After the Competition Bureau informed Rogers and Shaw it plans to oppose the merger of both companies, the federal government organization announced on Monday it plans a full-scale block of the merger.
The Competition Bureau says it wants to block the Rogers plan to acquire Shaw for $26 billion, “in an effort to protect Canadians from higher prices, poorer service quality and fewer choices, particularly in wireless services.”
On Monday, the Bureau says it requested an order from the Competition Tribunal to stop the Rogers-Shaw merger from proceeding.

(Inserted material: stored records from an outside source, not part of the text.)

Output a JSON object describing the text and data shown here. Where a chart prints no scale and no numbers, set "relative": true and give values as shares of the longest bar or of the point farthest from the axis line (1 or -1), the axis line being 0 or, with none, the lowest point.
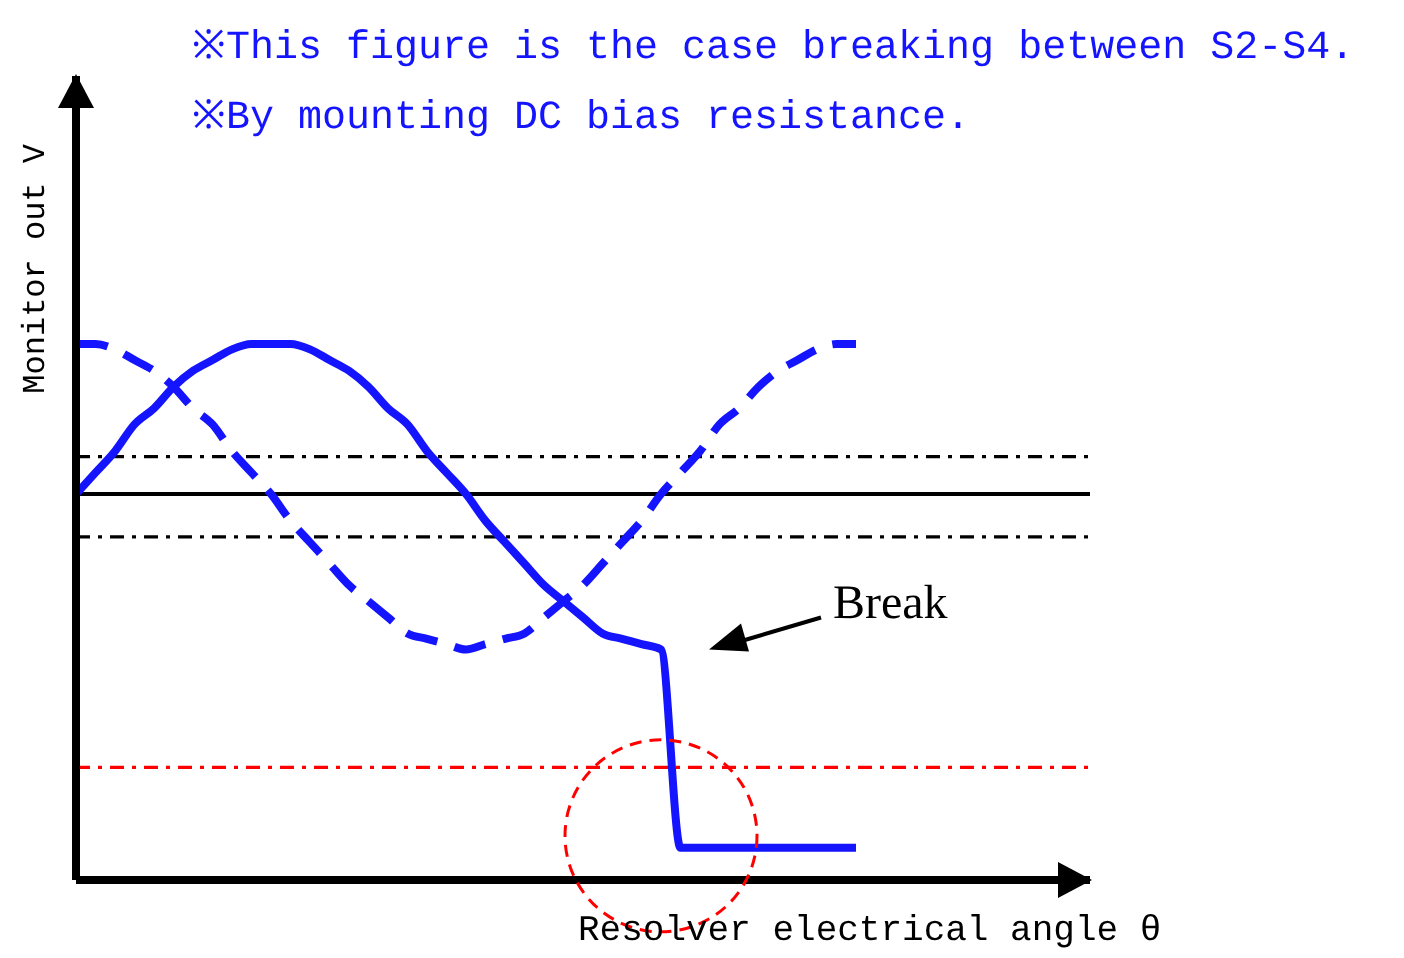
{
  "chart_data": {
    "type": "line",
    "title": "※This figure is the case breaking between S2-S4.",
    "subtitle": "※By mounting DC bias resistance.",
    "xlabel": "Resolver electrical angle θ",
    "ylabel": "Monitor out V",
    "annotations": [
      "Break"
    ],
    "relative": true,
    "marker": "none",
    "categories": [
      null,
      null,
      null,
      null,
      null,
      null,
      null,
      null,
      null,
      null,
      null,
      null,
      null,
      null,
      null,
      null,
      null,
      null,
      null,
      null,
      null,
      null,
      null,
      null,
      null,
      null,
      null,
      null,
      null,
      null,
      null,
      null,
      null,
      null,
      null,
      null,
      null,
      null,
      null,
      null,
      null,
      null,
      null,
      null,
      null,
      null,
      null,
      null,
      null,
      null,
      null,
      null,
      null
    ],
    "series": [
      {
        "color": "#1414ff",
        "line_style": "solid",
        "values": [
          0.72,
          0.76,
          0.8,
          0.85,
          0.88,
          0.92,
          0.95,
          0.97,
          0.99,
          1.0,
          1.0,
          1.0,
          0.99,
          0.97,
          0.95,
          0.92,
          0.88,
          0.85,
          0.8,
          0.76,
          0.72,
          0.67,
          0.63,
          0.59,
          0.55,
          0.52,
          0.49,
          0.46,
          0.45,
          0.44,
          0.43,
          0.06,
          0.06,
          0.06,
          0.06,
          0.06,
          0.06,
          0.06,
          0.06,
          0.06,
          0.06,
          null,
          null,
          null,
          null,
          null,
          null,
          null,
          null,
          null,
          null,
          null,
          null
        ]
      },
      {
        "color": "#1414ff",
        "line_style": "dashed",
        "values": [
          1.0,
          1.0,
          0.99,
          0.97,
          0.95,
          0.92,
          0.88,
          0.85,
          0.8,
          0.76,
          0.72,
          0.67,
          0.63,
          0.59,
          0.55,
          0.52,
          0.49,
          0.46,
          0.45,
          0.44,
          0.43,
          0.44,
          0.45,
          0.46,
          0.49,
          0.52,
          0.55,
          0.59,
          0.63,
          0.67,
          0.72,
          0.76,
          0.8,
          0.85,
          0.88,
          0.92,
          0.95,
          0.97,
          0.99,
          1.0,
          1.0,
          null,
          null,
          null,
          null,
          null,
          null,
          null,
          null,
          null,
          null,
          null,
          null
        ]
      }
    ],
    "ref_lines": [
      {
        "axis": "y",
        "value": 0.79,
        "color": "#000000",
        "line_style": "dashdot"
      },
      {
        "axis": "y",
        "value": 0.72,
        "color": "#000000",
        "line_style": "solid"
      },
      {
        "axis": "y",
        "value": 0.64,
        "color": "#000000",
        "line_style": "dashdot"
      },
      {
        "axis": "y",
        "value": 0.21,
        "color": "#ff0000",
        "line_style": "dashdot"
      }
    ]
  }
}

It will also request an injunction to stop both Rogers and Shaw from closing the deal, until the Bureau’s application can be heard by the Competition Tribunal.
Removing Shaw will decrease competition in the wireless market, where the ‘Big 3’ players Rogers, Telus and Bell control roughly 87% of Canadian subscribers, said the Bureau.
The Bureau’s investigation concluded competition between Rogers and Shaw “has already declined” and if the companies do merge, consumers will be harmed as there will be a loss of “an effective, growing and disruptive regional competitor.”
If Rogers were to acquire Shaw, competition would be reduced by:
- eliminating an established, independent and low-priced competitor;
- preventing future competition for wireless services, including 5G, within and outside Shaw’s existing service area; and
- preventing competition in wireless services for business customers in Ontario, Alberta and British Columbia.
Shaw’s 2 million wireless customers in B.C., Alberta and Ontario has “consistently challenged” the ‘Big 3’, through its improving network and aggressive pricing on plans with larger data buckets and other service innovations. Shaw has helped lower wireless prices and make wireless data more accessible to Canadian consumers, which pay some of the highest prices in the world, explains the Bureau.
“The Competition Bureau conducted a rigorous investigation of the proposed Rogers-Shaw merger and concluded that it would substantially prevent or lessen competition in wireless services. Eliminating Shaw would remove a strong, independent competitor in Canada’s wireless market – one that has driven down prices, made data more accessible, and offered innovative services to its customers,” said Matthew Boswell, Commissioner of Competition in a statement.
“We are taking action to block this merger to preserve competition and choice for an essential service that Canadians expect to be affordable and high quality,” added Boswell.
The Bureau says that since Rogers planned to acquire Shaw, the latter has reduced its plans to enter new wireless markets, debut a 5G network, expand wireless services to businesses and also limited its network expansion. Shaw has also lowered its marketing and promotional activity, which has “resulted in an overall loss of competition in the market.”